Gore Touts Family Tax Credits
WASHINGTON — Shifting his focus to families, Vice President Al Gore Thursday proposed a combination of tax credits and increased federal spending to expand the availability of after-school programs.
Gore, speaking at a YMCA in Nashville, said his proposal would provide care to more than 10 million children during the weekday hours of 3 to 7 p.m. when, studies show, children face the greatest risk of violence.
Separate studies have also shown that children left unsupervised after school are more likely to commit crimes, suffer academically and abuse drugs or alcohol.
“Government doesn’t raise children, families do,” Gore said. “No policy can teach a child right from wrong. . . . But we can make it easier, not harder, to be a strong family.
“If I’m entrusted with the presidency, that’s exactly what I’ll do,” Gore said.
Specifically, Gore proposed spending $11.3 billion over 10 years to increase funding for expanded after-school and summer school programs nationwide. Just under half the sum would go to subsidize a new refundable child- and dependent-care tax credit for families with children ages 6 to 16. The rest of the money would be used to build on existing programs and create an “after-school quality fund” to recruit and train staff.
Gore would also encourage schools to stay open late, providing facilities for expanded after-hours care.
Under Gore’s plan, schools would be given greater flexibility to use building improvement funds as an incentive to remain open past normal hours.
Jon Schnur, an education advisor to the vice president, said Gore’s overall plan seeks to emphasize parental “choice” by providing up to a 50% credit for after-school care, as well as freedom for schools and parents to select the after-school provider they want to bring into their children’s classrooms.
“The philosophy here is trying to help communities to create a new system and new markets” that will extend the availability of quality after-school care by giving parents the means to shop for the kind of care that suits their needs, Schnur said.
The $11.3 billion falls under Gore’s previously announced budget plans, allocating $250 billion of the projected federal surplus over 10 years to targeted tax cuts and $115 billion to increased education spending.
After spending a good part of the past month or so bashing Texas Gov. George W. Bush on Social Security and other issues, Gore plans a shift in focus over the next week, instead laying out his own agenda on issues of concern to working families.

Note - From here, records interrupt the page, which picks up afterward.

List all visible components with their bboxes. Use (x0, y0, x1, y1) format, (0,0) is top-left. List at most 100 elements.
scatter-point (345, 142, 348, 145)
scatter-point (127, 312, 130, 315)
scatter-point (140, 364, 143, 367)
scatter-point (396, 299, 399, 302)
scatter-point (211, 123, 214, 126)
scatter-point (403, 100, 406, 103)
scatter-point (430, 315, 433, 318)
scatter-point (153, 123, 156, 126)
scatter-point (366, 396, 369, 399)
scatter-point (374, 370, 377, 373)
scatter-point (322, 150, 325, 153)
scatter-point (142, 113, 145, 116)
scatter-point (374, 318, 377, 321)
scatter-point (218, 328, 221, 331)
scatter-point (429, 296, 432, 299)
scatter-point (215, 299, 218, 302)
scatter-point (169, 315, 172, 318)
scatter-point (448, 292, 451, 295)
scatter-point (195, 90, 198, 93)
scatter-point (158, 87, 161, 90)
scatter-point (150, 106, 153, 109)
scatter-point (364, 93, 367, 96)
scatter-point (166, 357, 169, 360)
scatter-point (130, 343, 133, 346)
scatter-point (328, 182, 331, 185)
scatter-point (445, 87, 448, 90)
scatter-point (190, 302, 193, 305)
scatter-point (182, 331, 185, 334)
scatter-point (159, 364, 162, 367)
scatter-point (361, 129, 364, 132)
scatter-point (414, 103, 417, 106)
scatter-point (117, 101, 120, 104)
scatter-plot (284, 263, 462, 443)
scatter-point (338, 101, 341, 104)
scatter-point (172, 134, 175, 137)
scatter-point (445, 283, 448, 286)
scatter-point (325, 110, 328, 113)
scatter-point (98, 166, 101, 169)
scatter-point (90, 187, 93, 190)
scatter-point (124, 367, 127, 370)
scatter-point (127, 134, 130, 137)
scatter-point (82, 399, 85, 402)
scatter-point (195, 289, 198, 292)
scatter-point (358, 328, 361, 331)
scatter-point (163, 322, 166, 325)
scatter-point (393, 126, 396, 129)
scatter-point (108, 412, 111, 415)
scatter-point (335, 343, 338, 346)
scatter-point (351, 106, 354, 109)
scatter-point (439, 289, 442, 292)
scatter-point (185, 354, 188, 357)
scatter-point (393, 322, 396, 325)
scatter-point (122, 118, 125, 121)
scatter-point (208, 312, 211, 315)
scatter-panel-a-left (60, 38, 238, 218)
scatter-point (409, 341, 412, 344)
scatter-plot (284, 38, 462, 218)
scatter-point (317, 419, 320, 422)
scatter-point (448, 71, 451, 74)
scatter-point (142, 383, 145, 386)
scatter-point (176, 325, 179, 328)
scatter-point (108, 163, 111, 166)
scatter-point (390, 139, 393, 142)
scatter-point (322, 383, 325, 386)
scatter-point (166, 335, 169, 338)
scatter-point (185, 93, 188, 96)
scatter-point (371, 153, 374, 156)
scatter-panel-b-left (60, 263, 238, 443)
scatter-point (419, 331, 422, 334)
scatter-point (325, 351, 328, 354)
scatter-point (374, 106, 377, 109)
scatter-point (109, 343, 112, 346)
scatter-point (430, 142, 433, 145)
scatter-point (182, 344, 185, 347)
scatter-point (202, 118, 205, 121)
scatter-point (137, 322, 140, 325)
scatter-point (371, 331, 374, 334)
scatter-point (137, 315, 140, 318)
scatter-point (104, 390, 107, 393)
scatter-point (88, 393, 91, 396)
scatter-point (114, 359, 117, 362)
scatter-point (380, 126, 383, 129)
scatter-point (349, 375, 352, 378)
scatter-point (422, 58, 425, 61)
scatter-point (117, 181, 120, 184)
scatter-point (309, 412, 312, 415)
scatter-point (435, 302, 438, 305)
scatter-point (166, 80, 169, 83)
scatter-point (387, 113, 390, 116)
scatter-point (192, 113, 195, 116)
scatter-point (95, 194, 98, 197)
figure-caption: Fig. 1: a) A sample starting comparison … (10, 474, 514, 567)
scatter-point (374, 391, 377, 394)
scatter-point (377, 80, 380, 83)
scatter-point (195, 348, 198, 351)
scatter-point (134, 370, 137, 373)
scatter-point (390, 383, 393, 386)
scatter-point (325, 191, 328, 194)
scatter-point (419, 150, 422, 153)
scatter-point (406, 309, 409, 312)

Although some fellow Democrats have grumbled that Gore has seemed too negative of late, aides insisted the vice president was moving on his own timetable and not recalibrating his strategy.
“Bush was rolling out some moderate-sounding proposals to redeem himself from his disastrous Bob Jones [University] visit,” said Doug Hattaway, a Gore spokesman.
“It was certainly appropriate to draw the distinction between our approach on health care and education issues,” Hattaway said. “Now I think it’s sort of a natural rhythm that we’ll be rolling out our piece.”
After the speech unveiling his after-school proposals, Gore attended a session with state Democratic Party chairmen gathered in Nashville for their regular meeting, and then headlined a party fund-raiser expected to raise roughly $1 million.